GSA Annual Meeting in Indianapolis, Indiana, USA - 2018

Paper No. 285-1
Presentation Time: 1:30 PM

TIMING AND NATURE OF ALLUVIAL/ DEBRIS FLOW FAN FORMATION IN THE NW HIMALAYA OF NORTHERN INDIA


ORR, Elizabeth, University of Cincinnati, 500 Geology-Physics Building, Cincinnati, OH 45220, OWEN, Lewis, Department of Geology, University of Cincinnati, 500 Geology-Physics Building, University of Cincinnati, Cincinnati, OH 45220, SAHA, Sourav, Department of Geology, University of Cincinnati, 500 Geology/Physics Building, Cincinnati, OH 45221 and CAFFEE, Marc W., Department of Physics and Astronomy, Purdue University, West Lafayette, IN 47907

Alluvial/debris flow fans (here simplified as fans) offer well-preserved records of local and/or regional paleoenvironmental change and are important for understanding sediment flux and landscape evolution of high mountain settings. Fan chronologies are defined and examined across several contrasting settings in the NW Himalaya of northern India using new and published 10Be cosmogenic nuclide surface exposure ages. Fans in Lahul and Garhwal of the monsoon-influenced Greater Himalaya include small debris fans that are largely formed during the Holocene.
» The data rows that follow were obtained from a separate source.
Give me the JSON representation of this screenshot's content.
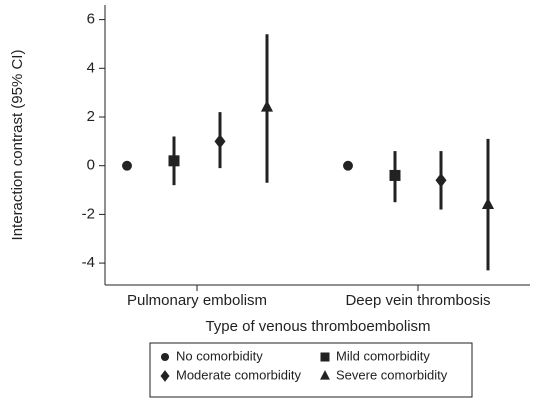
{
  "chart_data": {
    "type": "errorbar",
    "x_label": "Type of venous thromboembolism",
    "y_label": "Interaction contrast (95% CI)",
    "categories": [
      "Pulmonary embolism",
      "Deep vein thrombosis"
    ],
    "ylim": [
      -4.9,
      6.6
    ],
    "yticks": [
      -4,
      -2,
      0,
      2,
      4,
      6
    ],
    "series": [
      {
        "name": "No comorbidity",
        "marker": "circle",
        "color": "#222222",
        "values": [
          0,
          0
        ],
        "lower": [
          0,
          0
        ],
        "upper": [
          0,
          0
        ]
      },
      {
        "name": "Mild comorbidity",
        "marker": "square",
        "color": "#222222",
        "values": [
          0.2,
          -0.4
        ],
        "lower": [
          -0.8,
          -1.5
        ],
        "upper": [
          1.2,
          0.6
        ]
      },
      {
        "name": "Moderate comorbidity",
        "marker": "diamond",
        "color": "#222222",
        "values": [
          1.0,
          -0.6
        ],
        "lower": [
          -0.1,
          -1.8
        ],
        "upper": [
          2.2,
          0.6
        ]
      },
      {
        "name": "Severe comorbidity",
        "marker": "triangle",
        "color": "#222222",
        "values": [
          2.4,
          -1.6
        ],
        "lower": [
          -0.7,
          -4.3
        ],
        "upper": [
          5.4,
          1.1
        ]
      }
    ]
  }
}
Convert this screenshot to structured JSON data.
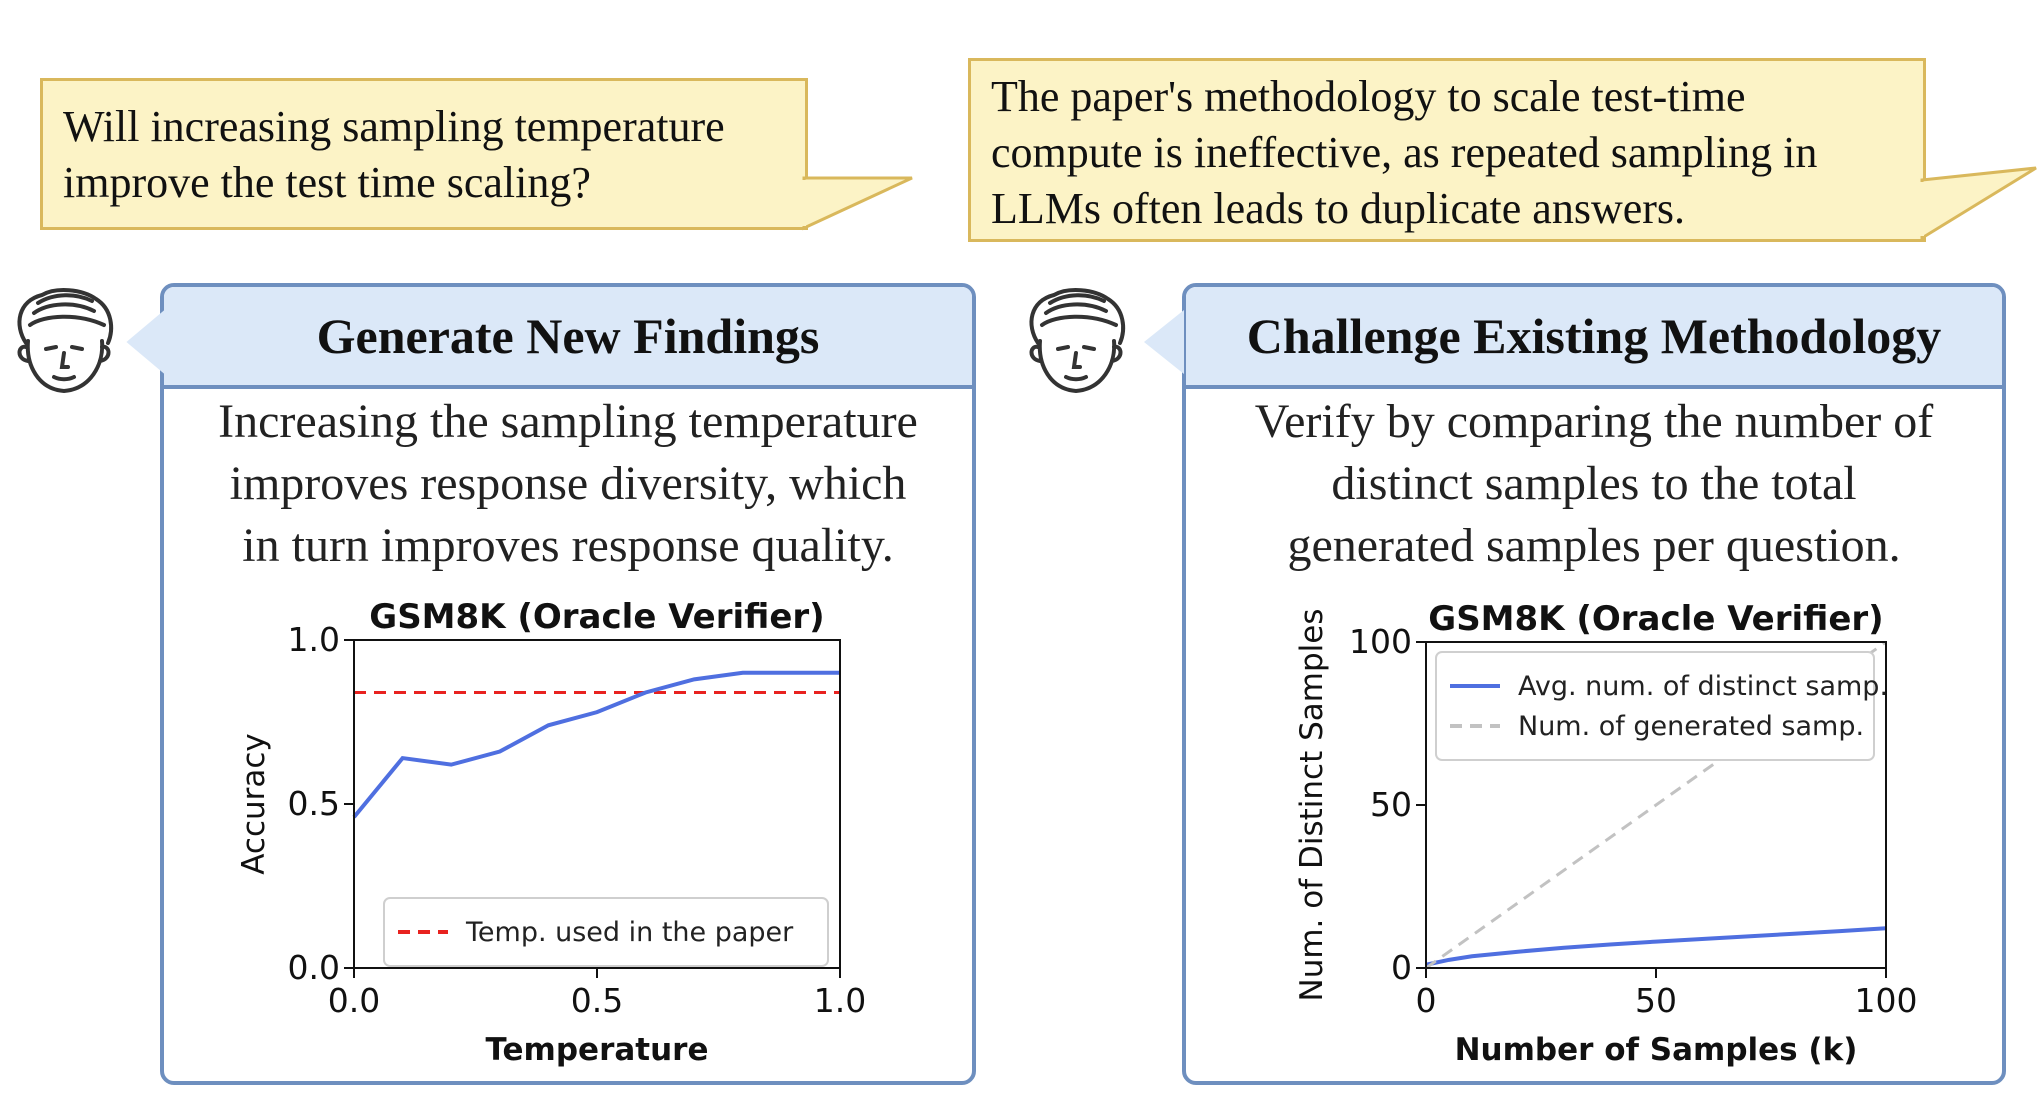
{
  "bubbles": {
    "left": "Will increasing sampling temperature\nimprove the test time scaling?",
    "right": "The paper's methodology to scale test-time\ncompute is ineffective, as repeated sampling in\nLLMs often leads to duplicate answers."
  },
  "panels": {
    "left": {
      "title": "Generate New Findings",
      "text": "Increasing the sampling temperature\nimproves response diversity, which\nin turn improves response quality."
    },
    "right": {
      "title": "Challenge Existing Methodology",
      "text": "Verify by comparing the number of\ndistinct samples to the total\ngenerated samples per question."
    }
  },
  "colors": {
    "bubble_fill": "#fcf3c6",
    "bubble_border": "#d9b85c",
    "panel_border": "#6e8fbf",
    "panel_header": "#dbe8f8",
    "series_blue": "#4f6fe0",
    "reference_red": "#e8221f",
    "reference_gray": "#c2c2c2"
  },
  "icons": [
    "thinking-face-icon",
    "thinking-face-icon"
  ],
  "chart_data": [
    {
      "type": "line",
      "title": "GSM8K (Oracle Verifier)",
      "xlabel": "Temperature",
      "ylabel": "Accuracy",
      "xlim": [
        0,
        1
      ],
      "ylim": [
        0,
        1
      ],
      "xticks": [
        "0.0",
        "0.5",
        "1.0"
      ],
      "yticks": [
        "0.0",
        "0.5",
        "1.0"
      ],
      "grid": false,
      "legend_position": "bottom-right",
      "series": [
        {
          "x": [
            0.0,
            0.1,
            0.2,
            0.3,
            0.4,
            0.5,
            0.6,
            0.7,
            0.8,
            0.9,
            1.0
          ],
          "y": [
            0.46,
            0.64,
            0.62,
            0.66,
            0.74,
            0.78,
            0.84,
            0.88,
            0.9,
            0.9,
            0.9
          ],
          "color": "#4f6fe0"
        }
      ],
      "reference_lines": [
        {
          "y": 0.84,
          "name": "Temp. used in the paper",
          "style": "dashed",
          "color": "#e8221f"
        }
      ]
    },
    {
      "type": "line",
      "title": "GSM8K (Oracle Verifier)",
      "xlabel": "Number of Samples (k)",
      "ylabel": "Num. of Distinct Samples",
      "xlim": [
        0,
        100
      ],
      "ylim": [
        0,
        100
      ],
      "xticks": [
        "0",
        "50",
        "100"
      ],
      "yticks": [
        "0",
        "50",
        "100"
      ],
      "grid": false,
      "legend_position": "top-left",
      "series": [
        {
          "name": "Avg. num. of distinct samp.",
          "x": [
            0,
            5,
            10,
            20,
            30,
            40,
            50,
            60,
            70,
            80,
            90,
            100
          ],
          "y": [
            1,
            2.5,
            3.6,
            5.0,
            6.2,
            7.2,
            8.1,
            8.9,
            9.7,
            10.5,
            11.3,
            12.2
          ],
          "style": "solid",
          "color": "#4f6fe0"
        },
        {
          "name": "Num. of generated samp.",
          "x": [
            0,
            100
          ],
          "y": [
            0,
            100
          ],
          "style": "dashed",
          "color": "#c2c2c2"
        }
      ]
    }
  ]
}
Large alluvial fans formed throughout the last glacial, and small debris fans formed after ~21 ka are identified in semi-arid Ladakh, south of the Transhimalaya. The polygenetic nature of the investigated fans and the inherent complexities of these depositional systems, means that no single causal mechanism or trigger for fan formation can be identified. Fan formation can however be tentatively linked to broad periods of climatic, environmental and/or geomorphic transition. Although Himalayan landscape change is conditioned by glaciation, the timing and nature of fan development is governed by individual catchment dynamics, which vary across space and time. Traditional paraglacial and process-response models cannot therefore be applied to fan development in the NW Himalaya. Instead we propose that fans are formed by a continuum of sediment transfer cycles that are governed by internal and external forcing factors which influence the sediment flux for individual catchments over 103-4 year timescales.